Spiel gegen Lettland Eishockey-WM: Tiffels Traum wird Wirklichkeit
Mit seinem entscheidenden Penalty im WM-Duell gegen Lettland verzückt ein 21-Jähriger ganz Eishockey-Deutschland.
Köln. Immer wieder ließ Frederik Tiffels seinen Blick in die Runde schweifen. Es wirkte so, als würde der 21-Jährige selbst eine Frage an die Medienvertreter in der Kölnarena haben, die sich vor dem Absperrgitter drängelten und ihm ihre Aufnahmegeräte vor das strahlende Gesicht hielten. Aber nein, es war kein Traum. Das wurde auch dem gebürtigen Kölner langsam klar, der früher mit seiner Dauerkarte die heimischen Haie anfeuerte und 2015 von den Pittsburgh Penguins im Entry-Draft der nordamerikanischen Profiliga NHL ausgewählt wurde.
In seinem achten Länderspiel hatte der Flügelstürmer der Western Michigan University den entscheidenden Penalty verwandelt und die deutsche Eishockey-Nationalmannschaft damit ins Viertelfinale der Heim-WM geschossen. „Ich habe mir gar keinen Druck gemacht als ich angelaufen bin. Wenn ich nicht getroffen hätte, wäre das Spiel ja noch weiter gegangen“, gab sich Tiffels abgeklärt. „Ich hab es mir erhofft, dass ich schießen darf. Und als die Teamkollegen danach auf mich zugestürmt sind, war das schon ein unbeschreibliches Gefühl.“
Deutschland gegen Lettland war „so etwas wie ein Spiel sieben in den Play-offs“, sagte Bundestrainer Marco Sturm, dem die Erleichterung über das 4:3 nach Penaltyschießen über ebenbürtige Letten wie ein unsichtbares Plakat auf die Stirn geschrieben war. „Es war unser bestes Turnierspiel, auch wenn es am Schluss glücklich zustande gekommen ist. Eishockey ist halt ein geiler Sport“, entfuhr es dem 38-Jährigen.

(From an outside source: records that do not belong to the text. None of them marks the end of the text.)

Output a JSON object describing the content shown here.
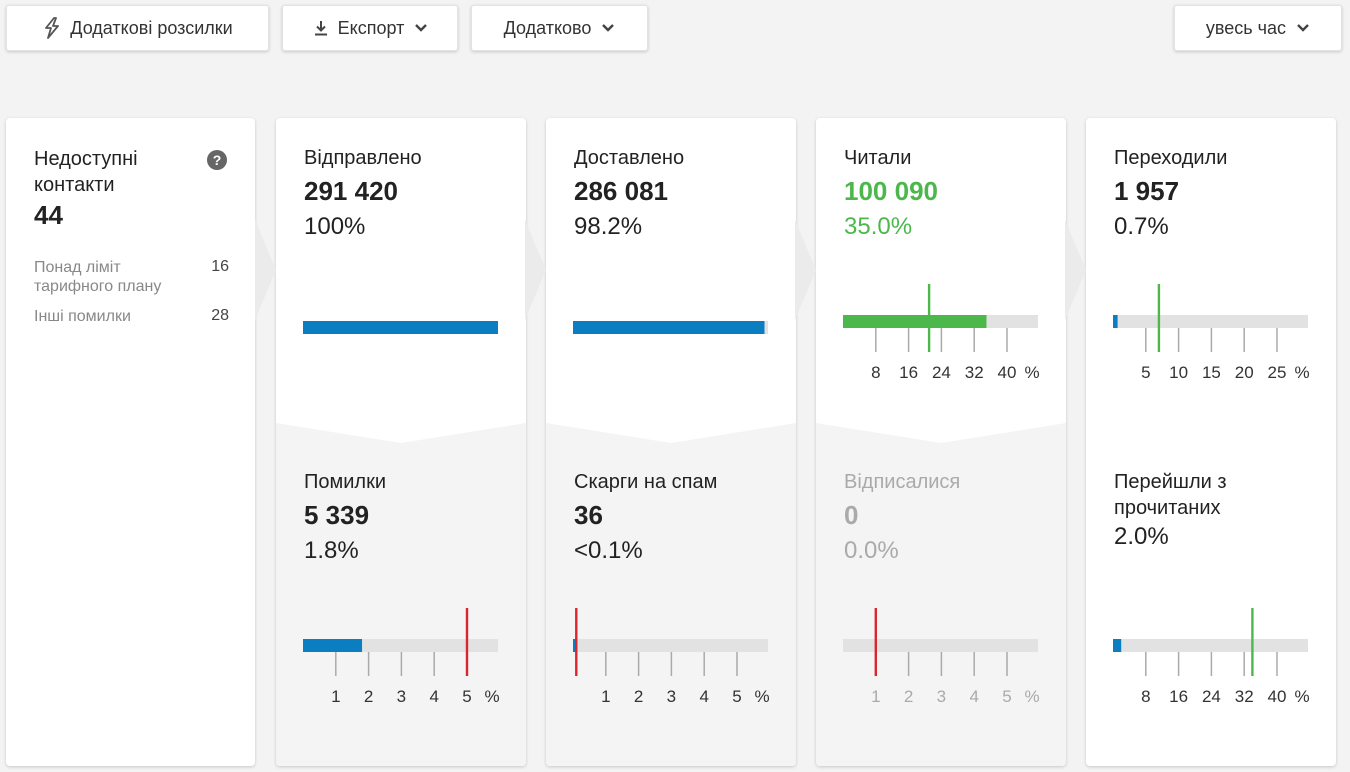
{
  "toolbar": {
    "additional_mailings": "Додаткові розсилки",
    "export": "Експорт",
    "more": "Додатково",
    "period": "увесь час"
  },
  "colors": {
    "blue": "#0a7ec1",
    "green": "#4cb84c",
    "red": "#d9262c",
    "track": "#e2e2e2"
  },
  "unavailable": {
    "label": "Недоступні контакти",
    "value": "44",
    "rows": [
      {
        "label": "Понад ліміт тарифного плану",
        "value": "16"
      },
      {
        "label": "Інші помилки",
        "value": "28"
      }
    ]
  },
  "sent": {
    "label": "Відправлено",
    "value": "291 420",
    "pct": "100%",
    "fill": 1.0
  },
  "errors": {
    "label": "Помилки",
    "value": "5 339",
    "pct": "1.8%",
    "fill_pct": 1.8,
    "marker_pct": 5,
    "ticks": [
      "1",
      "2",
      "3",
      "4",
      "5",
      "%"
    ]
  },
  "delivered": {
    "label": "Доставлено",
    "value": "286 081",
    "pct": "98.2%",
    "fill": 0.982
  },
  "spam": {
    "label": "Скарги на спам",
    "value": "36",
    "pct": "<0.1%",
    "fill_pct": 0.05,
    "marker_pct": 0.1,
    "ticks": [
      "1",
      "2",
      "3",
      "4",
      "5",
      "%"
    ]
  },
  "read": {
    "label": "Читали",
    "value": "100 090",
    "pct": "35.0%",
    "fill_pct": 35.0,
    "marker_pct": 21,
    "ticks": [
      "8",
      "16",
      "24",
      "32",
      "40",
      "%"
    ]
  },
  "unsubscribed": {
    "label": "Відписалися",
    "value": "0",
    "pct": "0.0%",
    "fill_pct": 0,
    "marker_pct": 1,
    "ticks": [
      "1",
      "2",
      "3",
      "4",
      "5",
      "%"
    ]
  },
  "clicked": {
    "label": "Переходили",
    "value": "1 957",
    "pct": "0.7%",
    "fill_pct": 0.7,
    "marker_pct": 7,
    "ticks": [
      "5",
      "10",
      "15",
      "20",
      "25",
      "%"
    ]
  },
  "clicked_from_read": {
    "label": "Перейшли з прочитаних",
    "pct": "2.0%",
    "fill_pct": 2.0,
    "marker_pct": 34,
    "ticks": [
      "8",
      "16",
      "24",
      "32",
      "40",
      "%"
    ]
  }
}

Diese Einschätzung basierte selbstverständlich vor allem auf dem filmreifen Spielverlauf. 2:0 geführt, weniger als vier Minuten vor dem Ende das 2:3 kassiert und dann doch noch in die Verlängerung gerettet. Ein glänzend aufgelegter Philipp Grubauer im Tor und der unbedingte Wille, nicht vorzeitig bei der Heim-WM auszuscheiden, waren die Grundvoraussetzungen für das 3:3 durch Felix Schütz, 33 Sekunden vor der Schlusssirene. Diese Momente erinnerten an das entscheidende Tor von Mirko Lüdemann in der Olympia-Qualifikation für die Spiele 2002. Damals war es der Kölner, der Eishockey-Deutschland wenige Sekunden vor dem Ende in einen Zustand der Ekstase versetzte.
Sturm hatte beim Penaltyschießen, in dem es nicht nur um das Erreichen der Runde der letzten Acht, sondern auch um den Grundtenor des Gesamtfazits nach dem Turnier ging, mit Dominik Kahun, Leon Draisaitl und Frederik Tiffels bewusst auf die drei Youngster gesetzt, von denen die ersten beiden mit ihrem Penalty scheiterten. „Ich hatte das so im Gefühl. Das sind die ,best buddies‘“, sagte Sturm über das Trio. „Die sind immer zusammen, auch abseits des Eises. Ich glaub, die teilen sich sogar ein Zimmer, obwohl es nur Doppelzimmer gibt.“
Das heutige Viertelfinale gegen Topfavorit Kanada (20.15 Uhr) ist so etwas wie die Zugabe für die DEB-Auswahl. Dennoch ist von Zurückhaltung wenig zu spüren. „Auf dem Papier sind sie der Favorit, aber das kann uns ja letztlich egal sein“, erklärte Verteidiger Dennis Seidenberg, der für den Bundestrainer „der bislang beste Verteidiger bei dieser WM“ ist. Tiffels, der unbekümmerte Held, wollte zunächst noch gar nicht auf das Duell mit den „Ahornblättern“ schauen, sagte dann aber: „Ein WM-Viertelfinale spielst du nicht alle Tage. Wir werden unser Bestes geben und sehen, was dabei herumkommt.“ Und dann blickte er nochmal in die Runde. Realität. Viertelfinale.